Sic qui promittit Cives, Urbem Sibi curæ, Imperium fore, et Italiam, et delubra Deorum; Quo patre Sit natus, num ignotâ matre in honestus Omnes mortales curare et quærere cogit.3

nor is it less true as he says in the 19th Line

populus Lævino mallet honorem Quam Decio mandare novo;4 82

You may however tell John that he is in more danger of loosing Attention from the fault of Virgil than from Family Pride. He may read it in the 3d Satyr. v. 30.

rideri possit eo quod Rusticiùs tonso toga defluit, et male laeus In pede calceus hæret, at est bonus, ut melior Vir Non alius quisquam; at tibi Amicus: at ingenium ingens Inculto latet hoc Sub corpore.5

There I have given you Riddes enough to vex you6

I have shipped an hundred Weight of Clover seed and twelve Quarts of Herds Grass, which is to be sown, one half of it at least in the last Years Corn field with the Barley. Brisler has shipped some Rye flour.

It is nearly time for our Tar Brushes to be brandishing round the Appletrees.

John, I hope has an Abundance of Business, which takes up all his Time, for that fact is the only admissable Excuse for his not writing me.

Tell him to remember, that a Writer whose drift is to foment Prejudices, will be more popular than one who Strives to moderate or correct them, though the former should he honestus and the latter Columbus. Let not the Conclusion be, to imitate the inflamers of popular Passions. Tis better to Serve than to please the People: and they in time will be Sensible of it.

The People like a Mistress must not be courted with too much Complaisance— They must be kept at a distance. The Moment either find you are their slave they will tyrannize. The People can do nothing for John at present but Mischief.

affectionately

J. A

RC (Adams Papers); endorsed: “Febry / 17th / 1794.”

1.

Albert Gallatin (1761–1849) was born in Geneva but immigrated to the United States in 1780. The state of Pennsylvania elected him to the Senate in 1793, but Federalists challenged his eligibility on the grounds that he had not been a U.S. citizen for nine years as required by the Constitution. On 28 Feb. 1794 he was declared ineligible by a vote of fourteen to twelve. Gallatin would later go on to serve in the House of Representatives, as secretary of the treasury under Thomas Jefferson and James Madison, and as a negotiator, with JQA, of the Treaty of Ghent ( DAB ).

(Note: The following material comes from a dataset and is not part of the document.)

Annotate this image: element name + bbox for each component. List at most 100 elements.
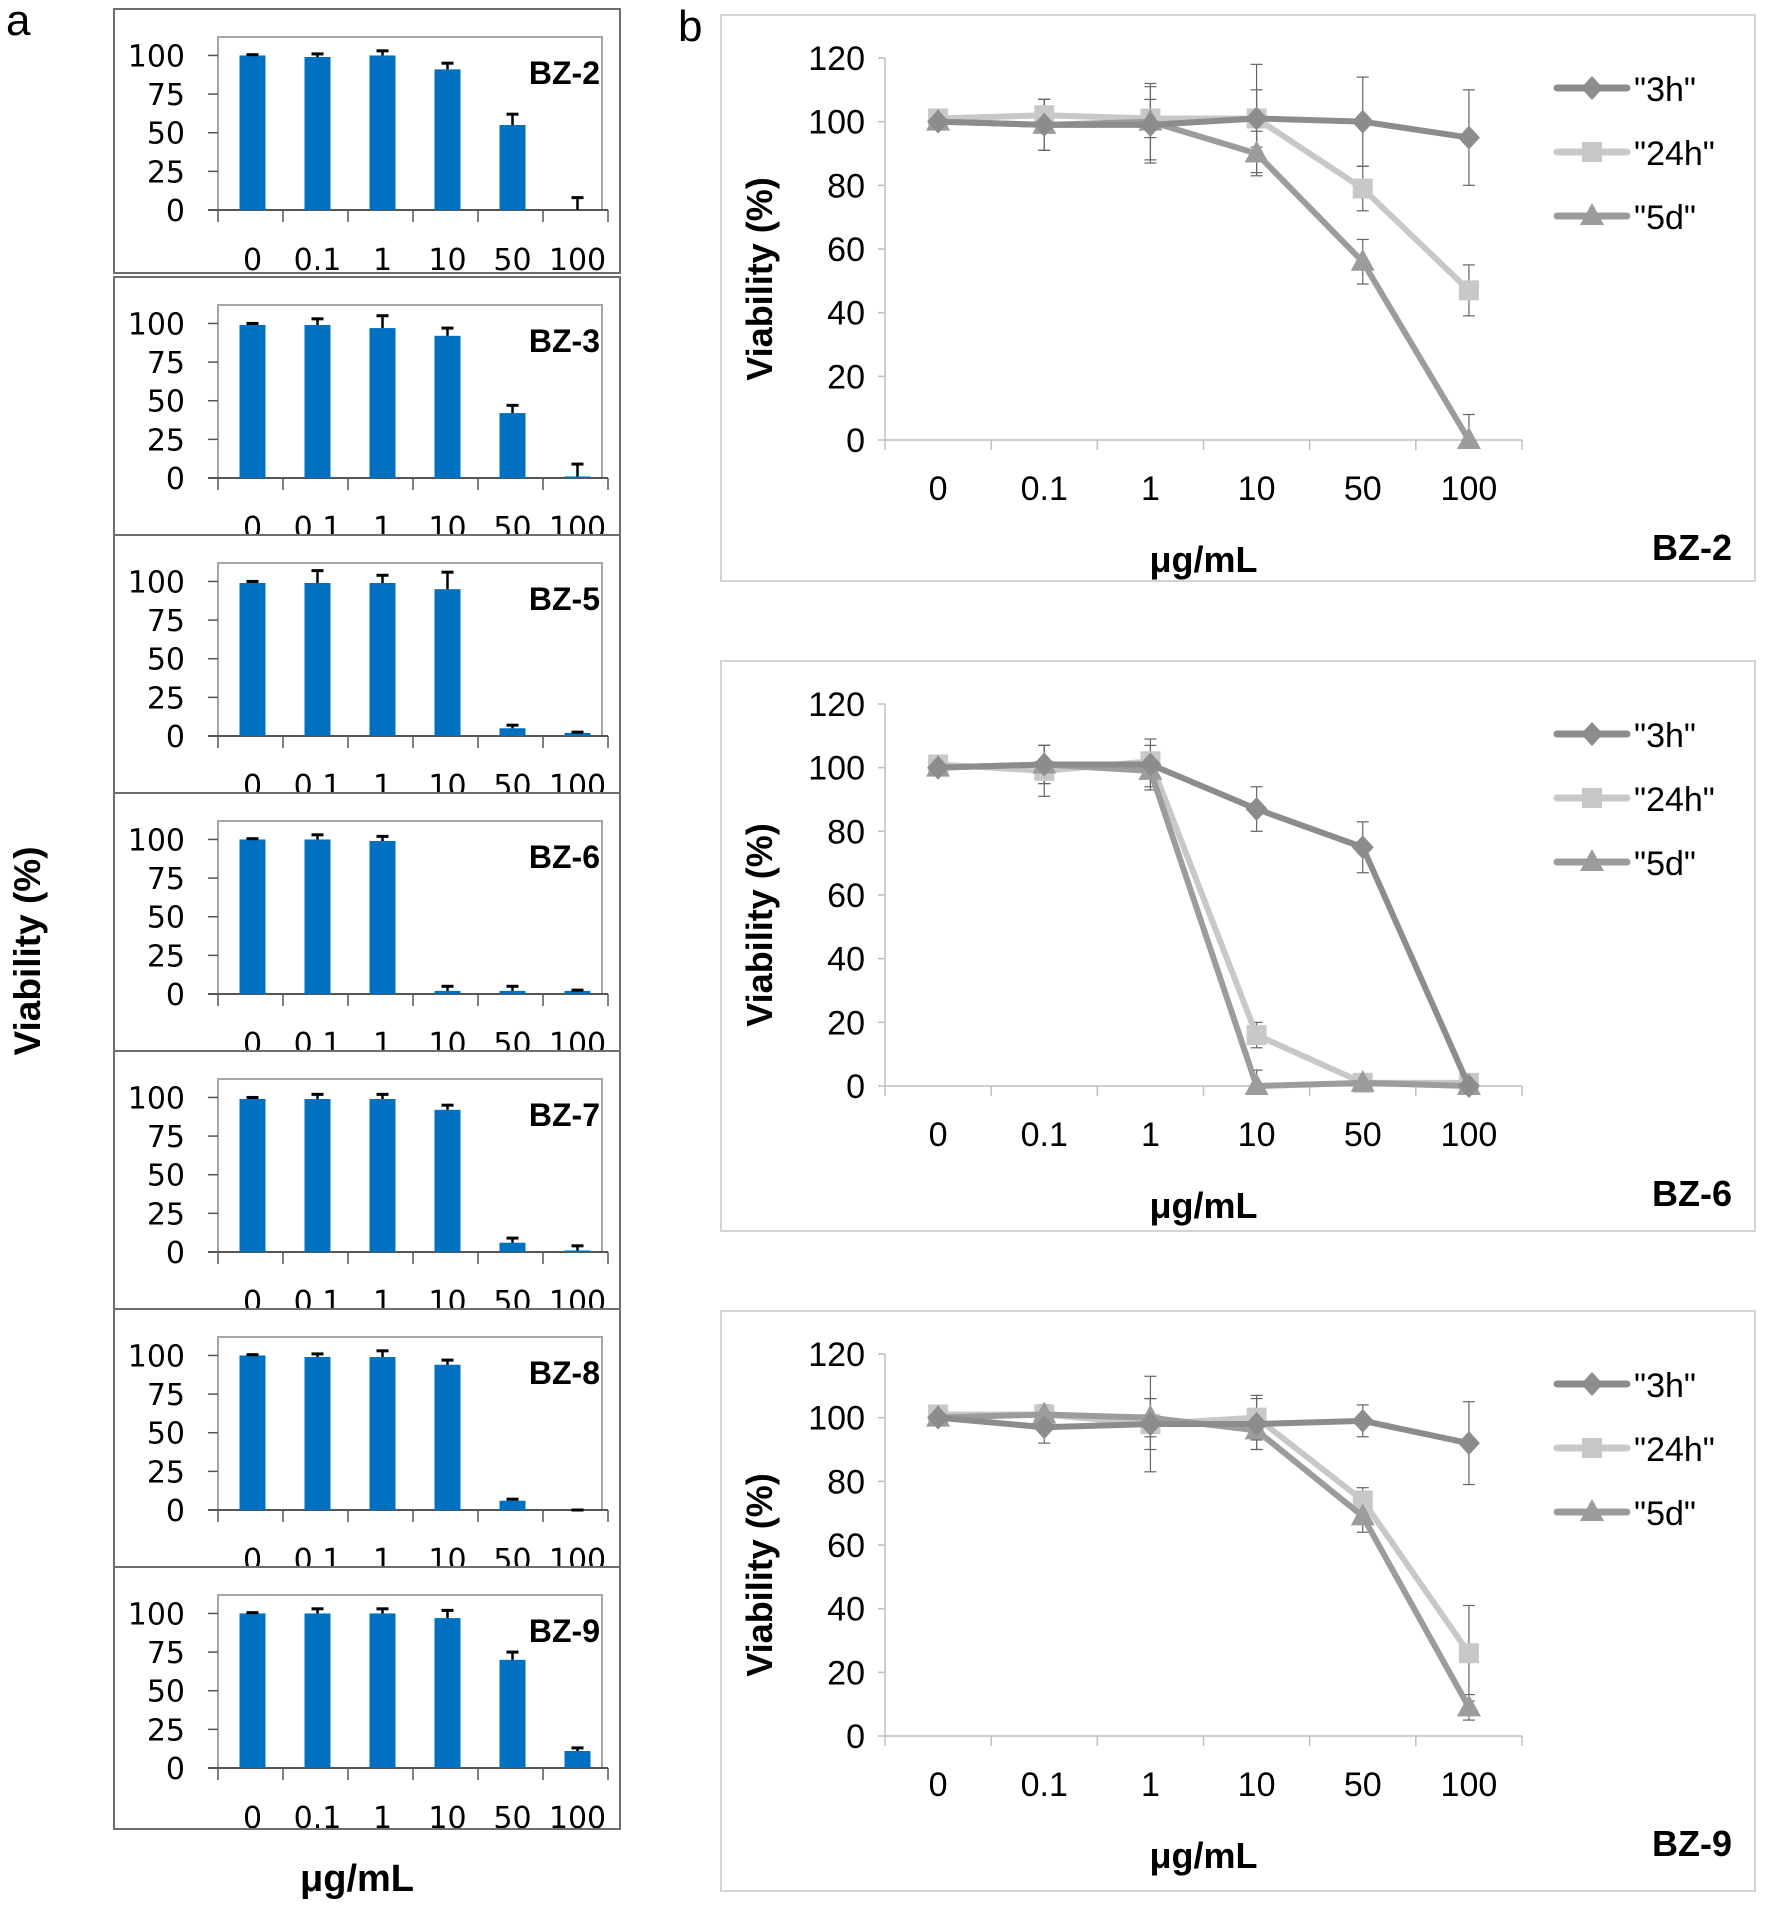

Before the Senate began its debate on Gallatin’s eligibility, it considered the propriety of opening its doors to the public. On 20 Feb., by a vote of nineteen to eight, the Senate passed a resolution that “after the end of the present session of Congress, and so soon as suitable galleries shall be permitted to be opened every morning, so long as the Senate 83 shall be engaged in their Legislative capacity” ( Annals of Congress, 3d Cong., 1st sess., p. 46–47).

2.

Horace, Satire VI, lines 92–98: “Opinions I retain / Quite the reverse: For could past Years again / Return, and might we other Parents chuse, / Contented with my own, I would refuse / Those whom the Consulship and Ivory Seat / Adorn; sure from each vulgar Tongue to meet / Reproach; but not from yours, that I a State / So high decline, unequal to the Weight” (The Works of Horace in English Verse, transl. John Duncombe, 2 vols., London, 1759, Satire VI, lines 111–118).

3.

Horace, Satire VI, lines 34–37: “So if you swear to guard, with watchful Eye, / The Roman People, City, Italy, / And Temples of the Gods, all seek to know / Your Birth if You to vulgar Parents owe” (same, lines 39–42).

4.

Horace, Satire VI, lines 19–20: “Yet grant they rather would Lavinus chuse, / And Decius, of ignoble Birth, refuse” (same, lines 20–21).

5.

Horace, Satire III, lines 30–34: “‘And who but smiles to see that awkward Dress, / ‘his Beard ill shav’d, the Wideness of his Shoe, / ‘Unsuited to his Foot.’ Suppose all this; / The Man is worthy; not a worthier lives; / A Friend to you; and, hid beneath that Case, / Rude as it is, a noble Genius lies” (same, Satire III, lines 37–42).

6.

Writing vertically in the manuscript along the left-hand margin of the second page, next to the Latin quotations, JQA commented, “In the office at Quincy there is a poetical translation of Horace, by Duncombe in 4. duodecimo volumes. in the 3d: volume the Satires are translated. By referring to that you will find a better version than probably I could give.” See notes 2–5, above.